The Resounding Bell is a seven-part short film series and live performance by Rory Pilgrim, co-developed with a council of women aged 22 – 94, who live and work locally to Peckham and Camberwell, and a group of young women from Harris Girls Academy, East Dulwich. The Resounding Bell explores how we might amplify otherwise unheard stories from the past that are in danger of being left silent for generations to come. With our lives dominated by digital communication, the intersecting episodes reflect on how we can come together from different generations to share stories, ask questions and listen in order to understand the past and move forward into the future. The council, an intergenerational collective of seven women, met to explore and share stories of care, community, migration, technology and war; to ask questions of the past and to propose questions for the future. At the Fire Station, the group of young women responded to these narratives, in sessions which took on a rhythm of call and response. Broadcast online and in the Fire Station Studio, Pilgrim’s episodes ultimately prompt us to reconsider how we might resonate our past and futures within the urgency of the present.
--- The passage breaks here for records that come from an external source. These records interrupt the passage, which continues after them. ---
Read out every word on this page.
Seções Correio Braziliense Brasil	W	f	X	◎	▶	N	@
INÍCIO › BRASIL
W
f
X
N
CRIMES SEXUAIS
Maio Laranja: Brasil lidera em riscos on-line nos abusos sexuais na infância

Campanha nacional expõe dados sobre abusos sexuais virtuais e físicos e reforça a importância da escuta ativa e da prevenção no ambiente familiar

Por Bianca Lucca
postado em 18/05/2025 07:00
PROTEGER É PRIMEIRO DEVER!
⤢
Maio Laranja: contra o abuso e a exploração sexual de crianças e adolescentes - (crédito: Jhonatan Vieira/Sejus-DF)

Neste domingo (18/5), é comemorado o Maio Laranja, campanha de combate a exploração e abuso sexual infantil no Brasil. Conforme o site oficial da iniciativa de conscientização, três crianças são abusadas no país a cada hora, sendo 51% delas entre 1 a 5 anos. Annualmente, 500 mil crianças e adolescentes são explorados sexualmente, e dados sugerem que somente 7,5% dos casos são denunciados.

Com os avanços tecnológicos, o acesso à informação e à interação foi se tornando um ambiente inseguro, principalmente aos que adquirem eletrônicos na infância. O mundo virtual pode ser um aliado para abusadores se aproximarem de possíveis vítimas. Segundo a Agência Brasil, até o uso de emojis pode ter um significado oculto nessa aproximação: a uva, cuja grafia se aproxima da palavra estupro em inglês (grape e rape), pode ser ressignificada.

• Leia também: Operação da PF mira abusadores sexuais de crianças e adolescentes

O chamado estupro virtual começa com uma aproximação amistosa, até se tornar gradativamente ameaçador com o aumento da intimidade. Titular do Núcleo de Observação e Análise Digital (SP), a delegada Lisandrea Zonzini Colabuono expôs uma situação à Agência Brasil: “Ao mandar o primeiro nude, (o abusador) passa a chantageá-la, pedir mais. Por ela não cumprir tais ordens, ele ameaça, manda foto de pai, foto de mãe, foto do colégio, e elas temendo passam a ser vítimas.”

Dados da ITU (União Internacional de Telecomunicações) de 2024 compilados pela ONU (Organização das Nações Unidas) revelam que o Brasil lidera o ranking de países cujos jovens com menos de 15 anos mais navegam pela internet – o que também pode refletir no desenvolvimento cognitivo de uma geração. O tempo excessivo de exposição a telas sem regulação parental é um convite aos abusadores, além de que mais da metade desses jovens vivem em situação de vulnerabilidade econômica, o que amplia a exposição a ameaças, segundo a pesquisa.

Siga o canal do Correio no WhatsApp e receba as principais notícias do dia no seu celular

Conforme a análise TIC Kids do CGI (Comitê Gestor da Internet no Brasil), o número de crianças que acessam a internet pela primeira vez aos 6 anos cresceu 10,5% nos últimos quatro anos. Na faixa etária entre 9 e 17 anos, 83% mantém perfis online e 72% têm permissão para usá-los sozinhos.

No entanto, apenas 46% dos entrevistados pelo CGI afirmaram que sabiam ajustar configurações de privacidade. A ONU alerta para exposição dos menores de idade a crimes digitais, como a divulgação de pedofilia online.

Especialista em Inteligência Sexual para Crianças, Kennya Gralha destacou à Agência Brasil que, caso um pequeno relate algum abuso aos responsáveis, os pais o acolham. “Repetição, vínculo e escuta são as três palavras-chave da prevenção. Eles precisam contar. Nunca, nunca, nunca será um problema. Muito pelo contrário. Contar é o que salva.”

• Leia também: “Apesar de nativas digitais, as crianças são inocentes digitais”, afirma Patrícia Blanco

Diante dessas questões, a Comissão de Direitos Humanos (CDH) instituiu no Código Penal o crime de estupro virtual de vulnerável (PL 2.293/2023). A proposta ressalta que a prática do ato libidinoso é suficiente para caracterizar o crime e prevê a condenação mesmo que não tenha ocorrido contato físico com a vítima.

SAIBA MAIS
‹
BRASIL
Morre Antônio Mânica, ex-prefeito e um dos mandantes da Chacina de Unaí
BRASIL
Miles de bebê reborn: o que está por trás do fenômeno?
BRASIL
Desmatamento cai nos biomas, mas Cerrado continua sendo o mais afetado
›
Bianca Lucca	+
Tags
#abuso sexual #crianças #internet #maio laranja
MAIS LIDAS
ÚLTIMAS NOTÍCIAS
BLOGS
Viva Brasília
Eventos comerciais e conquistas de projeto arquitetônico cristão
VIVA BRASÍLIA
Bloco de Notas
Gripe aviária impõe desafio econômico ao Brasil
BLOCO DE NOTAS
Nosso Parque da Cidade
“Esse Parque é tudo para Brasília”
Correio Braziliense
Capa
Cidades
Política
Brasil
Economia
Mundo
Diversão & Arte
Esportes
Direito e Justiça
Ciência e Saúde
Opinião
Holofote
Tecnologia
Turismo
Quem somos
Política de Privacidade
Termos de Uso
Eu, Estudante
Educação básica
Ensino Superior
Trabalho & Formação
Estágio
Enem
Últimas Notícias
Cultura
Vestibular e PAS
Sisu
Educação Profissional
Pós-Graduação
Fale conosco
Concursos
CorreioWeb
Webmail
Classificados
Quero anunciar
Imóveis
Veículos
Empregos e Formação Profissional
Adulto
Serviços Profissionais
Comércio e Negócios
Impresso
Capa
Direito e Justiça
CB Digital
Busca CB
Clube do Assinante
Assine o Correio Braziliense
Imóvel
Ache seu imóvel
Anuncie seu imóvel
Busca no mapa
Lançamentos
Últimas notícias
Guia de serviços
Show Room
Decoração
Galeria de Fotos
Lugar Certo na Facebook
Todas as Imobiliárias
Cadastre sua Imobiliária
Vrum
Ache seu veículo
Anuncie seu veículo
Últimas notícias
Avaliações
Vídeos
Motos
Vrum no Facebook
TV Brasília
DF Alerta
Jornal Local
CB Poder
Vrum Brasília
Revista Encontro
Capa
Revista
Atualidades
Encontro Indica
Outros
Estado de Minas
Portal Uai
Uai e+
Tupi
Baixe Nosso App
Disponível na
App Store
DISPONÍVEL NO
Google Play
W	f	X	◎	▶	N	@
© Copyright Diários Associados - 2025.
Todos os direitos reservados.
Phil Collins, soy mi madre, 2008

Relating to conceptual approaches to film and photography, Phil Collins investigates the nuances of social relations in various locations and global communities. In soy mi madre he works with telenovela, one of the most popular products of Latin America. It is a format that exploits the world market through the articulation and preservation of cultural difference, while at the same time serving as a powerful tool of self-representation and the re-signification of the continent’s colonial legacy. Shot in México City, soy mi madre is structured as a standard telenovela episode. The film is a tale of love, betrayal and family intrigue that explores the intricate power dynamics between unequals. A cast of leading Mexican television stars take turns at playing a spoilt mistress of the house and her resentful servants, with a dark family secret boiling under the surface and leading to an inevitably dramatic finale. Revolving around the ideas of role-playing and performance, masks and mirrors, symbols and rituals, soy mi madre posits social roles as volatile and unbalanced, defined by their inherent potential for theatricality and violence.

Shana Moulton, Whispering Pines

The mountainous California landscape around Whispering Pines, the trailer park near Yosemite where Moulton was raised, serves as a backdrop to Moulton’s cult video art series, its format inspired by Twin Peaks and Pee-wee’s Playhouse. In nine episodes dating back to 2002, Moulton appears as Cynthia—hypochondriacal, agoraphobic, and prone to surreal fantasies. Cynthia’s attempts to escape pain yield only fad cures; her quest for enlightenment leads to new-age kitsch. Cynthia's struggles with the mundane, the eclectic and the disposable offer a unique perspective on the relationship between spirituality and consumerism in contemporary society.

Bastian Hoffmann, Today I want to show you

"Today I want to show you" is a series of videos published online by Cologne based artist Bastian Hoffmann. His tutorials explain in classic "Do it yourself" way how to make a permanent puddle, a pile of identical stones or a bike that can be used to drive through mud.

Ale Bachlechner, Jonathan Kastl & Felix Zilles-Perels, studio hallo

People say: “When something like STUDIO HALLO pops up, it can come as a shock or as some kind of wake-up call. Or it can be a scene of sheer pleasure - an unnamed condensation of thought and feeling. Or an alibi for all the violence, inequality and social insanity folded into the open disguise of ordinary things. Or it can be a flight from numbing routine and all the self-destructive strategies of carrying on.”

Performative online TV format from a city that could be Cologne. With ideas and seeds that you would like to spread. Watch alone or with others, at home or elsewhere, on the laptop, on the mobile phone or on the computer.